As many of you know I run a Saab two stroke Sonett at Bonneville Salt Flats. These races at Bonneville are sanctioned by a group called Southern California Timing Association. (SCTA) Bonneville is the mecca for land speed racing. But I heard through my friend Bertil Sollenskog, who also holds a Bonneville speed record, about the East Coast Timing Association (ECTA) running at Wilmington, Ohio in an event called the “OHIO MILE”. This venue is setup to help “ready” a car for Bonneville. Unlike Bonneville it is just ran over only a mile stretch of road on an airport runway. (There is also the “TEXAS MILE”) It is a standing start but you can use a “push-off” vehicle to get you rolling. The only part of the track that really counts is the last 113 feet or so were the timing trap lies! What I liked about the Ohio Mile is it is only about an 11 hour drive for me and it is a record setting event since it has the ECTA sanctions. Bertil set a record there at 97.3815MPH with his 1966 Saab Monte Carlo last fall running one of my Bonneville engines I call BV2. Since we already knew how fast BV2 pushed Bertil’s 96 I figured using the same engine setup (carbs and all) was in order.

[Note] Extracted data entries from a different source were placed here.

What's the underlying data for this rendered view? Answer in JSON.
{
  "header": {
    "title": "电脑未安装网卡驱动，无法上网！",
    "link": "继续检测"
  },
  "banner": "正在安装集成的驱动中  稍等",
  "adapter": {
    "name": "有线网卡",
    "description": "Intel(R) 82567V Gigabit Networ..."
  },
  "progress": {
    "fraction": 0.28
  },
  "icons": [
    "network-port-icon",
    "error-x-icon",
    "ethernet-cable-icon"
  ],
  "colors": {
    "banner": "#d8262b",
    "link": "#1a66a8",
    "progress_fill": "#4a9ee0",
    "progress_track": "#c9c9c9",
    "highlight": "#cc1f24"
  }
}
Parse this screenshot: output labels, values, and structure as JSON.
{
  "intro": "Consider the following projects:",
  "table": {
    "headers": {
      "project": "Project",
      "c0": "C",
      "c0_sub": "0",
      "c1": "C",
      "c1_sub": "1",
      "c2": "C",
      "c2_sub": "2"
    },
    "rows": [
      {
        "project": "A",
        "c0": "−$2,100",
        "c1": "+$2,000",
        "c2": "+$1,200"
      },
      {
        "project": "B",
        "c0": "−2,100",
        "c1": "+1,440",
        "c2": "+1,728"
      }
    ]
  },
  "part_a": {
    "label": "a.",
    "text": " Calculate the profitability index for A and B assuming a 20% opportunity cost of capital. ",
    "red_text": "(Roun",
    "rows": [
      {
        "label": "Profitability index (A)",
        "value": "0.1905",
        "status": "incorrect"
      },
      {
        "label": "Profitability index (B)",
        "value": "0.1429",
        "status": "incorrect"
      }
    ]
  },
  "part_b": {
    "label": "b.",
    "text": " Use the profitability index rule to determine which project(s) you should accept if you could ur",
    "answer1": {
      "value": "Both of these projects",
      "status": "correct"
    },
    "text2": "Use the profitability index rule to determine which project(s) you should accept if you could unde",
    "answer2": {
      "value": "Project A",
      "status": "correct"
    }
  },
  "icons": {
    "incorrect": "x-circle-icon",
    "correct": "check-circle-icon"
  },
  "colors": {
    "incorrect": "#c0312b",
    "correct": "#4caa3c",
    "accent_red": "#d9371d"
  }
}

May 2014 Ohio MileAaron2014-05-29T18:29:38-05:00
A few weeks before the May 2nd racing I install BV2 in my 1968 Saab Sonett and proceed to do some dyno work to help establish some baseline numbers. Since I was going to run in the same class as Bonneville, “J-GT”, (750cc & down in a Grand Touring Chassis) it all seemed good. Plus I had heard the class I was running in was an “open record”. Which means no one was a current record holder. This is not unusual since the ECTA running at Ohio is fairly new (2012). They (ECTA) use to run at Maxton, North Carolina but have now changed the venue to Wilmington, Ohio. Running in an open record class meant all I really need to is “show up and run a mile”. So I planned accordingly using the event to help “game plan” the bigger runs to come this August at Bonneville.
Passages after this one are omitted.